Let $(q_n)$ be sequence of probability density functions of the couple $(x,y)\in \mathbb R^2$, $p_n$ is the marginal density of $q_n$, i.e. $p_n(x):=\int q_n(x,y)dy$.
Another sequence of functions $(pb_n)$ is defined by $pb_n(x):=\int b(y)q_n(x,y)dy$, where $0<l\le b(y)<L$, $\forall y\in \mathbb R$.
Given that $(p_n)$ converges to $p_0$ weakly in $L^2$, what do we know about $(pb_n)$? Is there any chance that $(pb_n)$ also converges? It would be fine if some additional conditions need to be added.
The above question was asked last month, I found it very interesting.
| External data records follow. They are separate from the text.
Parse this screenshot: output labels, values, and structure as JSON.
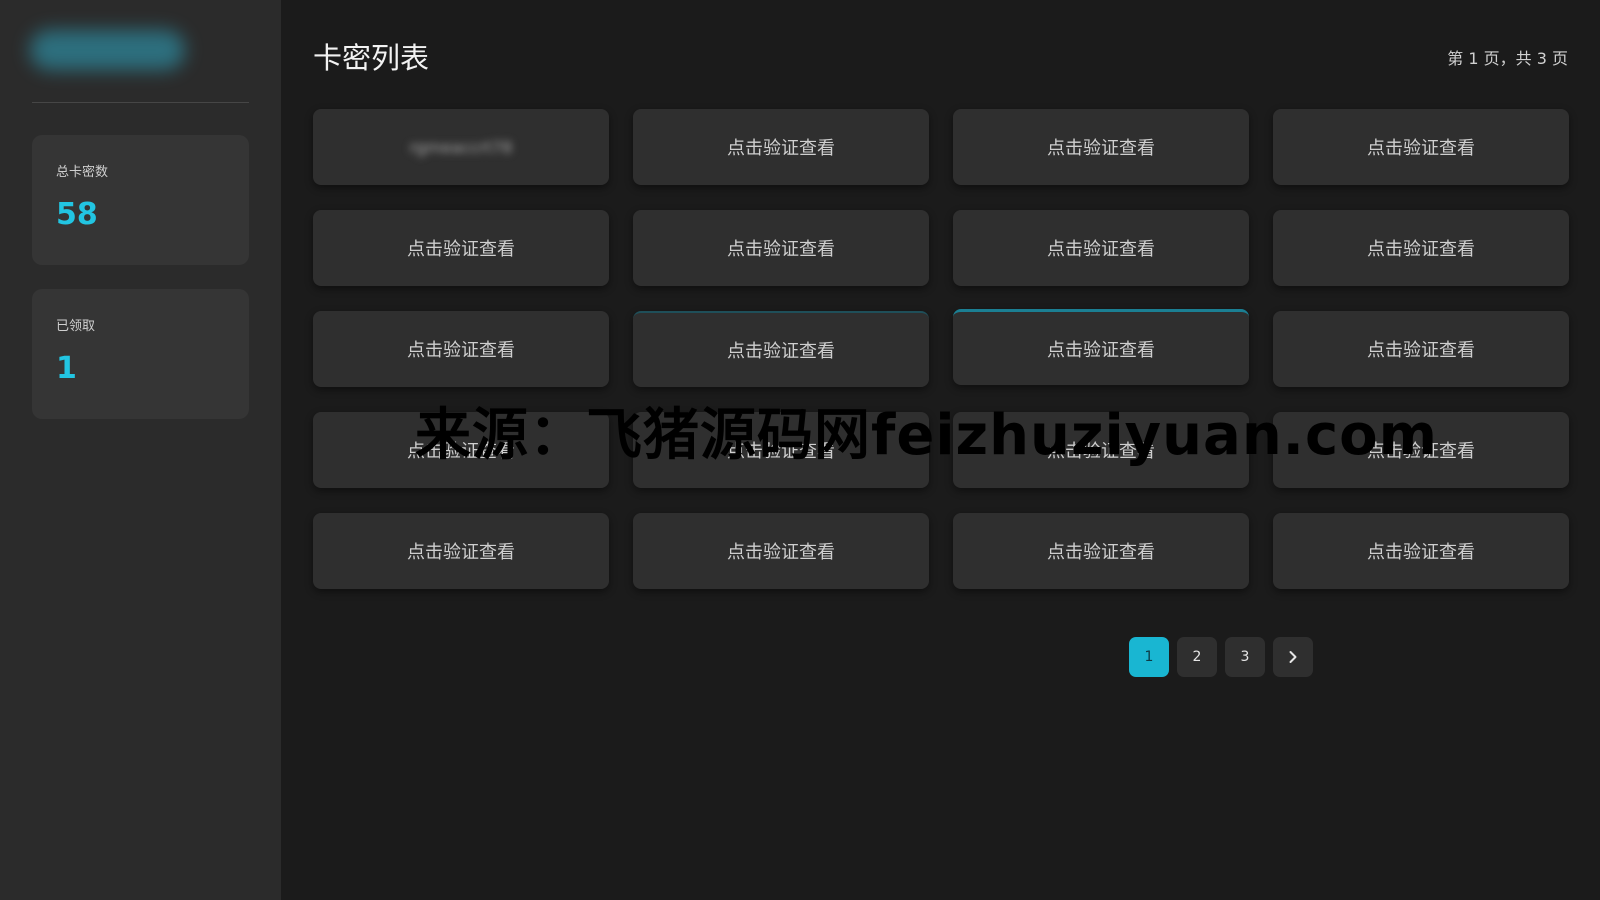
{
  "sidebar": {
    "stats": [
      {
        "label": "总卡密数",
        "value": "58"
      },
      {
        "label": "已领取",
        "value": "1"
      }
    ]
  },
  "main": {
    "title": "卡密列表",
    "page_info": "第 1 页，共 3 页",
    "cards": [
      {
        "label": "rgmeaccrt78",
        "state": "revealed-blurred"
      },
      {
        "label": "点击验证查看"
      },
      {
        "label": "点击验证查看"
      },
      {
        "label": "点击验证查看"
      },
      {
        "label": "点击验证查看"
      },
      {
        "label": "点击验证查看"
      },
      {
        "label": "点击验证查看"
      },
      {
        "label": "点击验证查看"
      },
      {
        "label": "点击验证查看"
      },
      {
        "label": "点击验证查看"
      },
      {
        "label": "点击验证查看"
      },
      {
        "label": "点击验证查看"
      },
      {
        "label": "点击验证查看"
      },
      {
        "label": "点击验证查看"
      },
      {
        "label": "点击验证查看"
      },
      {
        "label": "点击验证查看"
      },
      {
        "label": "点击验证查看"
      },
      {
        "label": "点击验证查看"
      },
      {
        "label": "点击验证查看"
      },
      {
        "label": "点击验证查看"
      }
    ]
  },
  "pagination": {
    "pages": [
      "1",
      "2",
      "3"
    ],
    "current": "1",
    "next_icon": "chevron-right-icon"
  },
  "watermark": "来源：飞猪源码网feizhuziyuan.com",
  "colors": {
    "accent": "#19b6d2",
    "stat_value": "#22c5e2",
    "background": "#1b1b1b",
    "sidebar": "#2b2b2b",
    "card": "#2f2f2f"
  }
}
Is it possible to change the question to such that: can we have a form of $b(y)$ so that both integral converge to the same value but the presence of $b(y)$ makes the convergence faster?
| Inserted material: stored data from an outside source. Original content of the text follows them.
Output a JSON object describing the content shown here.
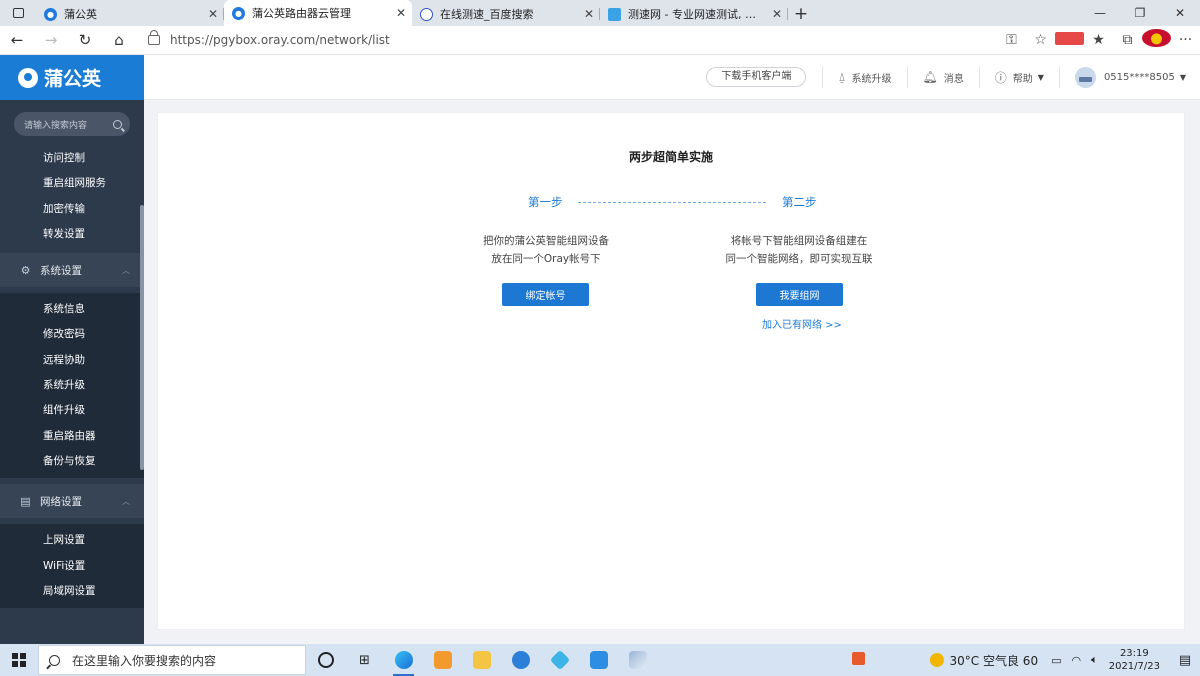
{
  "browser": {
    "tabs": [
      {
        "title": "蒲公英",
        "active": false
      },
      {
        "title": "蒲公英路由器云管理",
        "active": true
      },
      {
        "title": "在线测速_百度搜索",
        "active": false
      },
      {
        "title": "测速网 - 专业网速测试, 宽带提速",
        "active": false
      }
    ],
    "url": "https://pgybox.oray.com/network/list"
  },
  "sidebar": {
    "logo": "蒲公英",
    "search_placeholder": "请输入搜索内容",
    "top_items": [
      "访问控制",
      "重启组网服务",
      "加密传输",
      "转发设置"
    ],
    "groups": [
      {
        "title": "系统设置",
        "items": [
          "系统信息",
          "修改密码",
          "远程协助",
          "系统升级",
          "组件升级",
          "重启路由器",
          "备份与恢复"
        ]
      },
      {
        "title": "网络设置",
        "items": [
          "上网设置",
          "WiFi设置",
          "局域网设置"
        ]
      }
    ]
  },
  "topbar": {
    "download": "下载手机客户端",
    "upgrade": "系统升级",
    "messages": "消息",
    "help": "帮助",
    "account": "0515****8505"
  },
  "main": {
    "title": "两步超简单实施",
    "step1": {
      "label": "第一步",
      "line1": "把你的蒲公英智能组网设备",
      "line2": "放在同一个Oray帐号下",
      "button": "绑定帐号"
    },
    "step2": {
      "label": "第二步",
      "line1": "将帐号下智能组网设备组建在",
      "line2": "同一个智能网络，即可实现互联",
      "button": "我要组网",
      "link": "加入已有网络 >>"
    }
  },
  "taskbar": {
    "search_placeholder": "在这里输入你要搜索的内容",
    "weather": "30°C  空气良 60",
    "time": "23:19",
    "date": "2021/7/23"
  }
}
This question is related to the question in this link: Convergence of marginal distribtution
In the link it was asked about the convergence of the sequence when we introduce a term $b(y)$ to $q_n$. My question can we think of existence of the $b(y)$ such that introducing it will not change the convergent value of $q_n$ but will make the convergence faster. If $b(y) =1$ it will not change convergence but the sequence won;t converge fast either. Hope my question clear.